Corona Diaries: T-Minus 36 Hours

One of my three checked bags back home
One AUP student reflects on packing up her life in a day.

Dear Corona Diaries,

Packing up your life in 36 hours teaches you a little something about what's replaceable. I already had six months of a life plastered all over that apartment. Six months of living independently for the first time, six months of a whole new support group and routine, six months in a city where the world was in reach. How does one sift through all of that, picking what to hold on to and what to pass on in little more than a day?

At first it didn't feel real, and actually it did all the way through. There was the feeling of curating for some other person with exactly my life. I guess that made it easier. A little less sentimental. Maybe it was a defense. A ticking clock and a limited number of bags is a worthy opponent, though. I only had one large suitcase and two carry-on sizes that I could check home, into which I stuffed as much of the hobby gear, books, and mementos as I could on top of the essentials.

It would be interesting to know what got discarded in all of this, but the strangest part is I already don't remember a lot of it. That says a lot about our tendency to collect "stuff." I think when we have all the time and space in the world, we tend to evaluate things on the basis of sentimentality. I have often heard myself say "I don't really use that, but it was a gift!" or "I use that at such-and-such a time each year." 

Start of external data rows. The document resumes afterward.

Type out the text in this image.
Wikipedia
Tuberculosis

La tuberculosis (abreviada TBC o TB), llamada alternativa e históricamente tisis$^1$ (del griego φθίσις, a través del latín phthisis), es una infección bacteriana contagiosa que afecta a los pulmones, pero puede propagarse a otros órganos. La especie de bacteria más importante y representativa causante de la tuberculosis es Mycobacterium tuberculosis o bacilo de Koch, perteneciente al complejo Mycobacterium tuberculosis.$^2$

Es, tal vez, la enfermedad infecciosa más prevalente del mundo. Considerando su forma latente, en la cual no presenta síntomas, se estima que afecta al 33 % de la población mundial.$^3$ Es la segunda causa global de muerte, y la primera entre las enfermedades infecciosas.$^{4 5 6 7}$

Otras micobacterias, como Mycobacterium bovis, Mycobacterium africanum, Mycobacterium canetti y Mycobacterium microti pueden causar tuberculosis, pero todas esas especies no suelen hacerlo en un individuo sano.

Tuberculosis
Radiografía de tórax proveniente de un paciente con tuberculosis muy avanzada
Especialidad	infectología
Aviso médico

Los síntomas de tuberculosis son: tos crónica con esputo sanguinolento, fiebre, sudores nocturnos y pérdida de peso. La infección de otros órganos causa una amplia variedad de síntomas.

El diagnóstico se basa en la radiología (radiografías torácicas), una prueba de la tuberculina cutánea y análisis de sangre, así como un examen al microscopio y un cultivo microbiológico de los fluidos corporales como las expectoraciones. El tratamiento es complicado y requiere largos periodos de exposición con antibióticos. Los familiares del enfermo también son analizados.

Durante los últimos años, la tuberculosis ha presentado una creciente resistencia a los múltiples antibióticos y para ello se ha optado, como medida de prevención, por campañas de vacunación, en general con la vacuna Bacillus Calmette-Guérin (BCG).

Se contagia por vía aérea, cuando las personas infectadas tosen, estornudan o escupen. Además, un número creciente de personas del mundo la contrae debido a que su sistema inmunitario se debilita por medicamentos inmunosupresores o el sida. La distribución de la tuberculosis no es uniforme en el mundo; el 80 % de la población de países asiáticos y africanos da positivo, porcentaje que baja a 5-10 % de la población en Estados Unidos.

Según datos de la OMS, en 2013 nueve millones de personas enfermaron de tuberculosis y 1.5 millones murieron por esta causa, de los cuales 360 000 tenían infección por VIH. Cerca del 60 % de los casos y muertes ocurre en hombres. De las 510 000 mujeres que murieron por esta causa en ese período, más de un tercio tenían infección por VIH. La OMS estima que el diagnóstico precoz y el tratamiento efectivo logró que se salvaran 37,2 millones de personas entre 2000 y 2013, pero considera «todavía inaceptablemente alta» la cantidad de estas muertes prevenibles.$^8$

A crunch like this forces one to own up to those feelings honestly, from a perspective of "How would my life actually differ without that?" Perhaps in this hyper-consumerist world we should be asking that question more often. Perhaps more of us need a crunch. I wonder, what would you keep if you had 36 hours and a bag?

- Maddi

Maddi strives to put most of her energy into environmental justice, immigrant rights, and the eradication of global poverty. If the world were easier, she'd like to spend her life frolicking through the forest. At present, she is a student at the American University of Paris, and can often be seen shamelessly sporting socks and sandals in the fashion capital of the world. Oh yeah, and she writes sometimes.